Plaque-forming viruses containing 15-nt insertions. The insertions and corresponding viruses are designated by the name of the protein containing the insertion and the number of the amino acid residue after which 5 additional amino acids were inserted. Insertions after the same amino acid that were encoded by15 nts inserted in different reading frames of the same or adjacent codons are named as “a” and “b” respectively. (A) Nucleotide and amino acid sequences in viruses with 15-nt insertions. For each insertion, the nucleotide (upper line) and the predicted amino acid (lower line) sequences are shown. The nucleotide numbers at the start of each sequence refer to the nucleotide numbers in the Mahoney strain of PV type 1 genome. The nucleotide sequences introduced by transposon insertion are in bold italics. In each case, five nts that were duplicated from the viral genome during transposon insertion are underlined, as are the five amino acid sequences introduced by the insertion. For the C-terminal insertions in protein 3C, the (potential) 3C-3D cleavage site(s) are indicated by arrowheads. The far right column indicates the number of independent isolates of each mutant that was recovered. (B) Plaque phenotypes of viruses with 15-nt insertions. Plaques were stained 48 h after infection with the indicated viruses. Virus plaque phenotypes were analyzed in four separate experiments (a – d), and each included a parental wild-type virus control for comparison. For panel (a), the parental wild-type virus was from pPVM, which forms slightly smaller plaques than that from pXpA, used as the parent for panels (b – d).

Figure 3

The structures of PV proteins displaying sites of the insertions of 5 amino acids.
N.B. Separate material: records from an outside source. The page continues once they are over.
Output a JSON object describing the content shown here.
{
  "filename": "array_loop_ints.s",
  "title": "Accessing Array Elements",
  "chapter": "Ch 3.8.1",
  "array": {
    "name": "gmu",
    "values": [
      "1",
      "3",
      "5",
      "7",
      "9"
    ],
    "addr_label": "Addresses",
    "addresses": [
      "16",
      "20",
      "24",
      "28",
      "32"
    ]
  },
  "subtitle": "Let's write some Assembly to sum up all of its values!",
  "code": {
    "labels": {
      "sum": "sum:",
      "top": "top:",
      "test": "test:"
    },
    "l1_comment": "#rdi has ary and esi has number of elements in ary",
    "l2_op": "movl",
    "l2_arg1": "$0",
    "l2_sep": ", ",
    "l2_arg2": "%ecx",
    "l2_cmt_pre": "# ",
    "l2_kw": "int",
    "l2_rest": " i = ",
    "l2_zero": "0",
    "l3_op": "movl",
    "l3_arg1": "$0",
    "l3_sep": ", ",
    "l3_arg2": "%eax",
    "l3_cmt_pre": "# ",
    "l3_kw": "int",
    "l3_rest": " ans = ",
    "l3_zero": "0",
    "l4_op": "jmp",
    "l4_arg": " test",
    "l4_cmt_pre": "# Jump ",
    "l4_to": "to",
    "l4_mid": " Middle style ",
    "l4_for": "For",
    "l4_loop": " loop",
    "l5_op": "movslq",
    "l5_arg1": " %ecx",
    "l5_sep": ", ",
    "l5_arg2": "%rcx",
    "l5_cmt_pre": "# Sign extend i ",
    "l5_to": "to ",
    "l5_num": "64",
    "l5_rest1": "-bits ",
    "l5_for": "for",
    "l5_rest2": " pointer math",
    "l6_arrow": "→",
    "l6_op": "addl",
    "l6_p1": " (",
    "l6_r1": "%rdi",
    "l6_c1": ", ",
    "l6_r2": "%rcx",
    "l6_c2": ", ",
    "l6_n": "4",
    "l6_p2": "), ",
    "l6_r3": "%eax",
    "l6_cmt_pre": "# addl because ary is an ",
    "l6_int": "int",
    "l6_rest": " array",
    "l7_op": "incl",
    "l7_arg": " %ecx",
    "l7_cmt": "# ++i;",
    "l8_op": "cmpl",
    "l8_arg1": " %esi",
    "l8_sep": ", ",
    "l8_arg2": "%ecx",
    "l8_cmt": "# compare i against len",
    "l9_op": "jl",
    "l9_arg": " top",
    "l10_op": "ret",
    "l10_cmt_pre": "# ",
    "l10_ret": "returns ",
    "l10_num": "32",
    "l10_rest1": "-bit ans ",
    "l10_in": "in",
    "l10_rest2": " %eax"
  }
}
Amino acid residues preceding the 5-aa insertions are indicated in red. Ribbon diagrams are shown of (a) a putative model of PV 2A protein modeled using the I-TASSER server was used to predict the PV 2A structure from the NMR-derived magnetic resonance structure of Coxsackievirus B4 2A protein (PDB ID: 1Z8R) (Baxter et al., 2006); (b) the predicted homodimer formed by the N-terminal soluble portion (60 amino acids) of PV protein 3A (PDB ID: 1NG7) (Strauss et al., 2003); (c) peptide 3B (PDB ID: 2BBL) (Schein et al., 2006); (d) protein 3C (PDB ID: 1L1N) lacking amino acids 180-182 at the C-terminus) (Mosimann et al., 1997); (e) protein 3D (PDB ID:1RA6 (Thompson and Peersen, 2004); and (f) protein 3CD (PDB ID: 2IJD) (Marcotte et al., 2007). The structure analysis and graphics generation were done using PyMOL Viewer .

Figure 4

Conservation of the non-structural polyprotein part and location of PVM insertions. A plot of the conservation along the non-structural part of the polyprotein alignment is shown for three evolutionary scales which include eleven Coxsackie A virus plus three poliovirus serotypes forming the species Human enterovirus C (A), one representative for each of the four Human enterovirus species (B) and one representative for each of the eleven species of the genus Enterovirus (C). The normalized similarity measure was compiled under the Blosum62 substitution matrix and smoothed using a sliding window with a size of 5 aa and an overlap of 3 aa positions. The mean similarity of single protein alignments is indicated by dashed horizontal lines and their positions are shown using rectangles and names on top. Below, the positions of PVM insertions resulting in viable virus are indicated by vertical bars. Neighboring insertions are grouped together and highlighted with grey background. Each intersection of an insertion with a similarity distribution curve is magnified in a respective inlet that zooms in on the intersection.